How to read the Zero/Pole Diagram in DSP?

zero pole diagram

Hello all,

I noticed that when we evaluate a digital filter, we always focus on the Zero/Pole Diagram, but how to read such a diagram from a view of engineering?

The problem is, if I have a lot of digital filters to choose, can I choose one with the "BEST" Zero/Pole Diagram, but how to determine it is the best from the diagram?

Is it possible? Thanks!

DAVY

pole zero diagram

choose the filter which its zero and poles are not too near with themselves.i men choose zeros and poles which their diffrence with each other is larger.why?because by quantization a zero may cancel a pole or vice versa. i hope i could help u.

pole diagram

Hello Davy,

The main characteristics of a digital filter can be seen from a wiew to its zero-pole location, as in an analog filter. In an analog filter, the frequency axis (location of complex exponential signals) is the immaginary axis of the s-plane, while in the digital filter it is the unit circle of the z-plane.

For visualize the transfer function:
Take a point of the complex plane (e.g., for DC it is s=0 fon an analog system or z=1 for a digital one). Trace a vector from the point of interest to each pole and each zero.

The magnitude of the transfer function is (with a multiplicative constant):
the product of the modulus of the vectors that go to the zeros...
divised by...
the product of the modulus of the vectors that go to the poles.

If a point is very close to a zero, there is low gain at that frequency (gain=0 at the frequency of the zero);
If a point is very close to a pole, there is high gain at that frequency (gain=infinite at the frequency of the pole);

The phase of the transfer function is:
the sum of the angles (wrt the horizontal axis) of the vectors that go to the zeros...
minus...
the sum of the angles (wrt the horizontal axis) of the vectors that go to the poles

For instance, a low-pass IIR filter has poles around Z=1 and zeros around the unit circle.
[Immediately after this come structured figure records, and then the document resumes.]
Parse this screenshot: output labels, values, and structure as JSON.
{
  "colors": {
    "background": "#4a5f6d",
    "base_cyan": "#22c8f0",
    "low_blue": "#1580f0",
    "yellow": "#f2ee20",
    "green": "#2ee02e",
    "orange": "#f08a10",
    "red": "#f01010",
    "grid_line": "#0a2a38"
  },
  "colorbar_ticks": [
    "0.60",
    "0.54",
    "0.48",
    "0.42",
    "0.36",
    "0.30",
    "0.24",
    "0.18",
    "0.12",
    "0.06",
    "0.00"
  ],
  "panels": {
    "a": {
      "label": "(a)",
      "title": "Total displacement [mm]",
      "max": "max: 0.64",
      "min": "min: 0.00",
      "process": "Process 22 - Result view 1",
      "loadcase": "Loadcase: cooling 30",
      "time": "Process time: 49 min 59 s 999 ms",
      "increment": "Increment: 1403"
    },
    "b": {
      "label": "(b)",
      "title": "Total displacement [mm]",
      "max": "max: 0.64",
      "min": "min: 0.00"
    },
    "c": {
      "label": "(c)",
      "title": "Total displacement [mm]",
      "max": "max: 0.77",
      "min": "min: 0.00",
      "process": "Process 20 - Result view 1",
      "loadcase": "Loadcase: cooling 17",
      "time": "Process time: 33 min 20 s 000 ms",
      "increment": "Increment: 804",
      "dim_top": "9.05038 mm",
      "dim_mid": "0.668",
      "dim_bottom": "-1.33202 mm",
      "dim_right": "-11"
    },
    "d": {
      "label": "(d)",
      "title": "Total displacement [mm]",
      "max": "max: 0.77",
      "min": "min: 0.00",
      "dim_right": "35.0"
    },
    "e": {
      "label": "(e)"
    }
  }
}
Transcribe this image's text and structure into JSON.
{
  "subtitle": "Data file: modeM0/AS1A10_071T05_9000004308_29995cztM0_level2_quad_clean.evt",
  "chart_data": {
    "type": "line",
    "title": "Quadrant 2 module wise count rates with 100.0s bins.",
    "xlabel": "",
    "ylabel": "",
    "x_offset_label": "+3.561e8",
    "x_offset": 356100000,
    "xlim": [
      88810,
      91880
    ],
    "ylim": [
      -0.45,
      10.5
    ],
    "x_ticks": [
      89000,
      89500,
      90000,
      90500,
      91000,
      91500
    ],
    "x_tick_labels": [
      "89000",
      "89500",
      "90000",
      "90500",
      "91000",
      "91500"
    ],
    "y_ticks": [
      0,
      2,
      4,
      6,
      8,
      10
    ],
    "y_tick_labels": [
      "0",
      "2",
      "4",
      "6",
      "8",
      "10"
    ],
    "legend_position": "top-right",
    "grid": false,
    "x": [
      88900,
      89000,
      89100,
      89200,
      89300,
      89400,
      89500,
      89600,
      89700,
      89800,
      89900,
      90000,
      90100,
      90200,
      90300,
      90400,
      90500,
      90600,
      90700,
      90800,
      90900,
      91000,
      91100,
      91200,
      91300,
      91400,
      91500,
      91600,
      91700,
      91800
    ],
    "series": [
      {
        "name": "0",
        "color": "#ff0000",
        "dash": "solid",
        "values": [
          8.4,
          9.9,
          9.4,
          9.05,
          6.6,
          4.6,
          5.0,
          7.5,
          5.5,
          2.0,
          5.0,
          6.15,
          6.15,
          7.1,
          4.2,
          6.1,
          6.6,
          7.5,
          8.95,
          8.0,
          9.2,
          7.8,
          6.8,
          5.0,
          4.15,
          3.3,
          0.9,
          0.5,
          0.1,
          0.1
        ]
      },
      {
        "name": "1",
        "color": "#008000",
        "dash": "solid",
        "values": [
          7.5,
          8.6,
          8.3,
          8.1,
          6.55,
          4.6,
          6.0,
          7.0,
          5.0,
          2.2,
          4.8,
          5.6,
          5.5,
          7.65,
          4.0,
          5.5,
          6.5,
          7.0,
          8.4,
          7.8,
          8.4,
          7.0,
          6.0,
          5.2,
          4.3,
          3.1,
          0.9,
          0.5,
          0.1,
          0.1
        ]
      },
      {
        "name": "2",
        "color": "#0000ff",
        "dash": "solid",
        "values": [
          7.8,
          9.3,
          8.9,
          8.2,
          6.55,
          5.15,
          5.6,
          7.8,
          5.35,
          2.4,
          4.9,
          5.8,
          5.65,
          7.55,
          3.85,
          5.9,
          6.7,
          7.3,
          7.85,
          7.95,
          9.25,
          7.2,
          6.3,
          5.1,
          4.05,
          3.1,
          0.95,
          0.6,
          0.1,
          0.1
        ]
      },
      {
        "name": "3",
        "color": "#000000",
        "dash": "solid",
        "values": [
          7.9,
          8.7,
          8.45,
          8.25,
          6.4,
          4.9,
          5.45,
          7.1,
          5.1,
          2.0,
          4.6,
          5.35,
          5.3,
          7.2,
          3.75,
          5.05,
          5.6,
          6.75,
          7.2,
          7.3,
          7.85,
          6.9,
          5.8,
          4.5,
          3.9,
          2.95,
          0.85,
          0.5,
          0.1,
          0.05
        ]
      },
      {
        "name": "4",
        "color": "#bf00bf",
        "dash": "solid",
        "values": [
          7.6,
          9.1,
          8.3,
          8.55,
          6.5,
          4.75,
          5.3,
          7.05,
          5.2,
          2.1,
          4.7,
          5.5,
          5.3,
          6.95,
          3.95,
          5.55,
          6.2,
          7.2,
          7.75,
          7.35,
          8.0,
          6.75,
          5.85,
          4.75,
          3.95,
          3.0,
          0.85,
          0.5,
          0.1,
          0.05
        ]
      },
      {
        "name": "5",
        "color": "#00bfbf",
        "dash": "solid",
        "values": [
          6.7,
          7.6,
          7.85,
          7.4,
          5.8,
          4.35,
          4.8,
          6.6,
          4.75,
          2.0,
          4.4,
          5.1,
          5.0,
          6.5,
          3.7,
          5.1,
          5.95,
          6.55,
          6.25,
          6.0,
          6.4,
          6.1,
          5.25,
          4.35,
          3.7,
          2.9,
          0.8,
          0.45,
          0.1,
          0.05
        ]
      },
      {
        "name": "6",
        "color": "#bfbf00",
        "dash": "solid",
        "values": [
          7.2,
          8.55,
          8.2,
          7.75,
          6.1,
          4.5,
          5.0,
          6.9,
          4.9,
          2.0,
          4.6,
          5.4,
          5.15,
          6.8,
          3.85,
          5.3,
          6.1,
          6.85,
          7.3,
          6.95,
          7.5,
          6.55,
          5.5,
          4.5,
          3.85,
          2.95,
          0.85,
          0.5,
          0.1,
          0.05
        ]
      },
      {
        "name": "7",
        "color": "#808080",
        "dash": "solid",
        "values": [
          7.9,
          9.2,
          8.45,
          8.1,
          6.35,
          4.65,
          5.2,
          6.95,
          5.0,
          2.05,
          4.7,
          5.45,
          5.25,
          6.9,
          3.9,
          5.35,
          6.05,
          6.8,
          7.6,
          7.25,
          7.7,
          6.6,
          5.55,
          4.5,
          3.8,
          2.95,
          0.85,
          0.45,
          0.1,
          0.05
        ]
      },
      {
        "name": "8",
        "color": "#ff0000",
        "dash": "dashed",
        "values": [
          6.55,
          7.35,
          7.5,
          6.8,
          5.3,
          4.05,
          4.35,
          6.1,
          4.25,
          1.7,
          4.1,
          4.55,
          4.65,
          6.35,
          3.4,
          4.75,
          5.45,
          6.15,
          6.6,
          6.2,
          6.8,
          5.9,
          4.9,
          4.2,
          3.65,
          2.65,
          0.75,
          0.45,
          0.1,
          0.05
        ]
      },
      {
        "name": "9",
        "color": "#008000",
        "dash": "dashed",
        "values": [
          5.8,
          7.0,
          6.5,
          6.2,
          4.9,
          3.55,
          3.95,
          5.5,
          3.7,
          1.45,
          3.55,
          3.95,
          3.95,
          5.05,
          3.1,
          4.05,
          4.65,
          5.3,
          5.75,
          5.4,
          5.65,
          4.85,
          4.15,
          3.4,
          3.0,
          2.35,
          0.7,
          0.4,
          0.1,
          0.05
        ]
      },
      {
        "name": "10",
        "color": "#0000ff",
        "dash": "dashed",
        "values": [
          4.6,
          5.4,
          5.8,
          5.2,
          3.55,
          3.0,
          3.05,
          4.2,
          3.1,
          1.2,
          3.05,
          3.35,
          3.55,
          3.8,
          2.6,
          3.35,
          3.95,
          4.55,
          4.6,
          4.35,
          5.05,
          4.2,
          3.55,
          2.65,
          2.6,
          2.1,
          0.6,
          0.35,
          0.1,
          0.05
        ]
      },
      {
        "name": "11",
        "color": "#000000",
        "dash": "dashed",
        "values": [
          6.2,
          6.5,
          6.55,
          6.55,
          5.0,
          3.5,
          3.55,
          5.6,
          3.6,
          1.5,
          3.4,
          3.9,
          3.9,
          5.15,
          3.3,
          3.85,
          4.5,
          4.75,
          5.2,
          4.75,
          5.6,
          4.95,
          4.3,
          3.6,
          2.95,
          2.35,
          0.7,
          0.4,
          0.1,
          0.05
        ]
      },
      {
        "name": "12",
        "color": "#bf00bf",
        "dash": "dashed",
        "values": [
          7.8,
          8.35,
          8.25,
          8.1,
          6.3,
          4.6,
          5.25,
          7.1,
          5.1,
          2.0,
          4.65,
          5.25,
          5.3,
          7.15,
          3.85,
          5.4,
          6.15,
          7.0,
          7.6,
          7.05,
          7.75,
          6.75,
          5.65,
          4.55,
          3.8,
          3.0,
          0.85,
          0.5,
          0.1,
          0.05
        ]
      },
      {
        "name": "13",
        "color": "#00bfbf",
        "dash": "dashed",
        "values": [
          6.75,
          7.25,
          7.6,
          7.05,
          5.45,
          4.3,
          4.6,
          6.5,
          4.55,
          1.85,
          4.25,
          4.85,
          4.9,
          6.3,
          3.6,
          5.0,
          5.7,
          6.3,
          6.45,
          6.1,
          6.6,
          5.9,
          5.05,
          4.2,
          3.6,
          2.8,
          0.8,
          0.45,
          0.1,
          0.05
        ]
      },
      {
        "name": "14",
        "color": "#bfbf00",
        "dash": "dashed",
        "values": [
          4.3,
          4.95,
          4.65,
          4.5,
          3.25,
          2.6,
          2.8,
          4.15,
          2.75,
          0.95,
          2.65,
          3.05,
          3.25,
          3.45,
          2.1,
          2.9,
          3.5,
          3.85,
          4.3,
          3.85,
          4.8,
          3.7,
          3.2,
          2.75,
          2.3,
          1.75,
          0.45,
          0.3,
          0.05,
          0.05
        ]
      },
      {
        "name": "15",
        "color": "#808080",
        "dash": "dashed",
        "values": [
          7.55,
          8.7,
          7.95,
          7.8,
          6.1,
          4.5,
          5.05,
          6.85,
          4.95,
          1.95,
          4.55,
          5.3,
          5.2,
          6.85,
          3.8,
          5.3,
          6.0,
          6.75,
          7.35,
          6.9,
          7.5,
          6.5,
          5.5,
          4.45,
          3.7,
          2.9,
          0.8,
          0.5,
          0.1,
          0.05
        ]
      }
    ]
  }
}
A passband IIR filter haz poles aroun the central frequency ans zeros at lower and higher frequencies, etc. FIR filters have only zeros, distributed on the unit circle in the attenuation bands, and outside the unit circle in the zone of pass bands, in such a way that the transfer function is conformed. A high attenuation in the attenuation band is obtained with lots of zeros on the unit circle.

These are the general characteristics. Very “fine details” that allow a comparision of two filters of the same type (e.g. two low-pass filters), as the ripple of the transfer function, are more difficult to visualize. But, as stated before, a filter with more dense zeros in the attenuation band is expected to have a better rejection at that band.

Regards

Z